Rare Find: Uncover the Forgotten Majesty of the 1950 Dodge B-108 Woodie by Cantrell!

Prepare to step back in time and witness the grandeur of a bygone era with the mesmerizing 1950 Dodge B-108 Woodie by Cantrell. In an age where wood-bodied station wagons reigned supreme, J.T. Cantrell & Co. emerged as one of the leading builders, crafting elegant carriages for over half a century. This exceptional vintage beauty, based on a B-108 truck platform, can be found in Long Island, New York, patiently waiting for its revival. Currently listed on eBay for $13,900 (offers accepted), it offers a unique opportunity to own a piece of automotive history.

The roots of Cantrell’s craftsmanship can be traced back to 1905 when Joseph Cantrell established his carriage-building business in Long Island. As the demand for wood-bodied wagons surged in the 1930s and 1940s, Cantrell’s expertise flourished, earning the reputation of a premier builder. Notably, Cantrell preferred the term “Suburbans” over the conventional station or depot wagons. Throughout its operation, Cantrell collaborated with various automobile manufacturers, including Dodge, who provided chassis for Cantrell to transform into stunning wooden masterpieces.

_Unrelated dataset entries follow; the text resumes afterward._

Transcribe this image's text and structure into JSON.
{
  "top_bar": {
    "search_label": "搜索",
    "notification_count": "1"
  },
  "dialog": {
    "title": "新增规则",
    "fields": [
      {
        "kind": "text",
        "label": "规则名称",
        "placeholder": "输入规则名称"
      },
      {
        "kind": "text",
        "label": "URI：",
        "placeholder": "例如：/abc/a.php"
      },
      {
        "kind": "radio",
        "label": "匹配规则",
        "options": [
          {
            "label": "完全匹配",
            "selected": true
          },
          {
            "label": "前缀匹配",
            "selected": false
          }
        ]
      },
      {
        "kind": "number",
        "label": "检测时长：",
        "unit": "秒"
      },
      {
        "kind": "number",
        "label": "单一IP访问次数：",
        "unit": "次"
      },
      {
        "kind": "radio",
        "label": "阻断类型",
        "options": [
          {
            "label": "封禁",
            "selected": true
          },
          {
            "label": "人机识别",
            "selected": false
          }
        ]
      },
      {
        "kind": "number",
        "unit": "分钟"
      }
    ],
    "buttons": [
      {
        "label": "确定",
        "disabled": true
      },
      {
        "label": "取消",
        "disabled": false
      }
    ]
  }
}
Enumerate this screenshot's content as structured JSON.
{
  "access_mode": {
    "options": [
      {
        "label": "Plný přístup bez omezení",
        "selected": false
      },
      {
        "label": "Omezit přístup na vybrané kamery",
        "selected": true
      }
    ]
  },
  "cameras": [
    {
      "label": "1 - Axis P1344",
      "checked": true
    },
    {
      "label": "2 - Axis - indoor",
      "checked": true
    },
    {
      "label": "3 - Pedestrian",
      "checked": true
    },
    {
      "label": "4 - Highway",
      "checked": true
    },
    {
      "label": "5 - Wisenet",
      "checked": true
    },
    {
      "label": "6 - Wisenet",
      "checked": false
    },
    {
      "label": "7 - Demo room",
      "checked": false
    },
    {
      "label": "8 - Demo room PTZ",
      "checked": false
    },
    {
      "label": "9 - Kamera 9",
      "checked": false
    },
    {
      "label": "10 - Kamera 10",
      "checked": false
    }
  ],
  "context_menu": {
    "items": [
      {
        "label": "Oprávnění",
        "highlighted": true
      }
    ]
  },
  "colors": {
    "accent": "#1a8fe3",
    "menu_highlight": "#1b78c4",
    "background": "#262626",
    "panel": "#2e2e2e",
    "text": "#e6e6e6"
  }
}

At Cantrell’s shop, the process of creating these unique Woodies involved carefully removing the factory body aft of the front door posts while salvaging as much of the original bodywork as possible, such as the cowl, windshield, and sun visor area. A meticulously crafted mahogany structure was then applied to the roof, side panels, doors, and tailgate, showcasing Cantrell’s exceptional attention to detail. However, as the market shifted towards steel-bodied wagons, Cantrell faced challenges, eventually leading to the company’s closure in 1958.

The featured 1950 Dodge B-108 Woodie by Cantrell stands as a testament to the builder’s artistry, offering a spacious 4-seat interior reminiscent of a luxurious land yacht capable of accommodating up to 12 passengers. Although time has taken its toll on the exterior woodwork, the wood lining inside, including the roof, showcases remarkable preservation. While the odometer reads 51,000 miles, the wagon requires a comprehensive restoration to regain its former glory. The seller believes that with some work on the fuel delivery system and brakes, the unfrozen flathead-6 engine could be revived, making this vintage gem roadworthy once again. Notably, the wagon still retains its rear heater, a charming feature that promises cozy winter journeys. Embarking on the restoration journey may require considerable investment, particularly for the intricate woodwork, but the resulting transformation will undoubtedly be awe-inspiring.